Among those who understand how much a world without coins can change are charities, which often rely on impulsive donations from citizens who easily part with trifles when they see a good goal.

“You inevitably start to worry when one of the mechanisms for raising money for charity disappears,” says Carl Wilding, head of Britain’s National Council of Volunteer Organizations.

A significant amount of donations is collected precisely through small coins dropped into jars of fundraisers for charity – at the cash desks of shops, in churches or on city streets.

For example, according to the UK Charitable Aid Fund (CAF), in 2019 more than half of all donations to UK charities were made in cash, mostly in small coins.

Another CAF study found that in 2018, £320 million ($414 million) of donations were received in the form of change.

Significant amounts of money are donated to charitable causes in the form of small change.

“There’s nothing easier than getting a few small coins out of your pocket and putting them in a fundraiser’s jar,” says CAF’s Susan Pinckney. “Cash is still the most common way to donate to charitable causes.”

This is what worries Felicity Spencer-Smith of the British Association of fundraisers (fundraisers). “Perhaps the consequences [of abandoning coins] will be deeper than we realize,” she says, emphasizing how important it is to educate children to donate to good causes.

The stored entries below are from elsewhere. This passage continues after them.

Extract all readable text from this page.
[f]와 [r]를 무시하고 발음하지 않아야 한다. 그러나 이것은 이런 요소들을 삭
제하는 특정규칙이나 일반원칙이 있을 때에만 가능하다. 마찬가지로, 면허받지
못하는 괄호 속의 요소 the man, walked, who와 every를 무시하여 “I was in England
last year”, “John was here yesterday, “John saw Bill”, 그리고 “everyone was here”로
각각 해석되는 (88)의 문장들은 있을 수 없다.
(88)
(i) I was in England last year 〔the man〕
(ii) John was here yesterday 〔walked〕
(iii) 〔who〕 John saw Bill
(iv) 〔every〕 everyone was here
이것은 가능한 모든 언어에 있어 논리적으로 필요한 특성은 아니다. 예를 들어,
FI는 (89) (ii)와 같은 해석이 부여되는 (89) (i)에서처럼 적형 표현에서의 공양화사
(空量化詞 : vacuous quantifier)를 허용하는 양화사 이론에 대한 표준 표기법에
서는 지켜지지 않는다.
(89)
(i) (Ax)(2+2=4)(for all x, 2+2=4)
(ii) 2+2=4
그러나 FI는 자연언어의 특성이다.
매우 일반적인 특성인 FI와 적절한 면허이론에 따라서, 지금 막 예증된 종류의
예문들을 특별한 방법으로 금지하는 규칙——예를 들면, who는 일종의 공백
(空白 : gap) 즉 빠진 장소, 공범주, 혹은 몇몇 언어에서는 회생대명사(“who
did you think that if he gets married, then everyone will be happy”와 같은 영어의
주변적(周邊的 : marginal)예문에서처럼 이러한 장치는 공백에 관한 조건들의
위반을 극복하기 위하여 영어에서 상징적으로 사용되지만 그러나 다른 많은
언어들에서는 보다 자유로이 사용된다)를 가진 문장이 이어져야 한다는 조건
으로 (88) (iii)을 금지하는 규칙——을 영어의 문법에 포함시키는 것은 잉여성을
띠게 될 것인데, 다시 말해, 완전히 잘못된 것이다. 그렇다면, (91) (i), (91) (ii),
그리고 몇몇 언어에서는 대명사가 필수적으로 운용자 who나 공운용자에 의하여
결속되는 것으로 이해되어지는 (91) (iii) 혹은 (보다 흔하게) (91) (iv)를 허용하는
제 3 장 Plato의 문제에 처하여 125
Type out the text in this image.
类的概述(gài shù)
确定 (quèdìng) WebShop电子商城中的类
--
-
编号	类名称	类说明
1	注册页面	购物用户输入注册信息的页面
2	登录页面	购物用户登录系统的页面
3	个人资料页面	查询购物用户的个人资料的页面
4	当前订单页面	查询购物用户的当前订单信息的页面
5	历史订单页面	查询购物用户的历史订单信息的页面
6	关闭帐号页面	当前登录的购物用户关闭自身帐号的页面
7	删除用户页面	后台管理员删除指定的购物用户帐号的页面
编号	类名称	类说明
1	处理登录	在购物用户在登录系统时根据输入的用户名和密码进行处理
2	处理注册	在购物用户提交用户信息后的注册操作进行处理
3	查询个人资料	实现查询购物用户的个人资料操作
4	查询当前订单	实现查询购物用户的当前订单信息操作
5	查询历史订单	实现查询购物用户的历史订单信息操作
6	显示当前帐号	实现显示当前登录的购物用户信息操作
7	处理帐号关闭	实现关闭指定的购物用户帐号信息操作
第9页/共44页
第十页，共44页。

During the pandemic, many stores were reluctant to accept cash, preferring to pay with bank cards

Without the habit of using small coins, the younger generation will lose the inclination to charity, the inclination to donate, Spencer-Smith fears.

Wilding agrees: “Many people get into the habit of giving when they are in school and have a little bit of little money. more”.

If this path to charity disappears, then financial assistance may dry up.

Homeless Anxiety

For many of those who are on the street, a trifle can be the only salvation. “I’ve been on both sides [of being homeless and donating coins],” says Phoenix Black. little things, because it looks like a trifle.”

The well-being, and sometimes even the lives of the most defenseless segments of the population, often depend on our willingness to sacrifice a mere trifle.

Black, in his late 30s, has been living on the streets in Massachusetts for more than a year and shares his experience of being homeless on YouTube and TikTokker.

Although small change is a trifle, it can be collected quite a lot with a certain persistence, he says, “as much as you need.”

The fewer small coins in circulation, the harder it will be for the homeless. “It’s already morally difficult for many to ask a stranger for help, it’s embarrassing, so usually it’s about the smallest amount,” emphasizes Black.

“It is clear that there will be consequences,” says Kimberley Scharf, professor of economics at the University of Birmingham (England). “When people, out of habit, reach into their pockets for change and find nothing there but a banknote, it is not certain that they will give it away.”

However, she hopes that things won’t be so bad.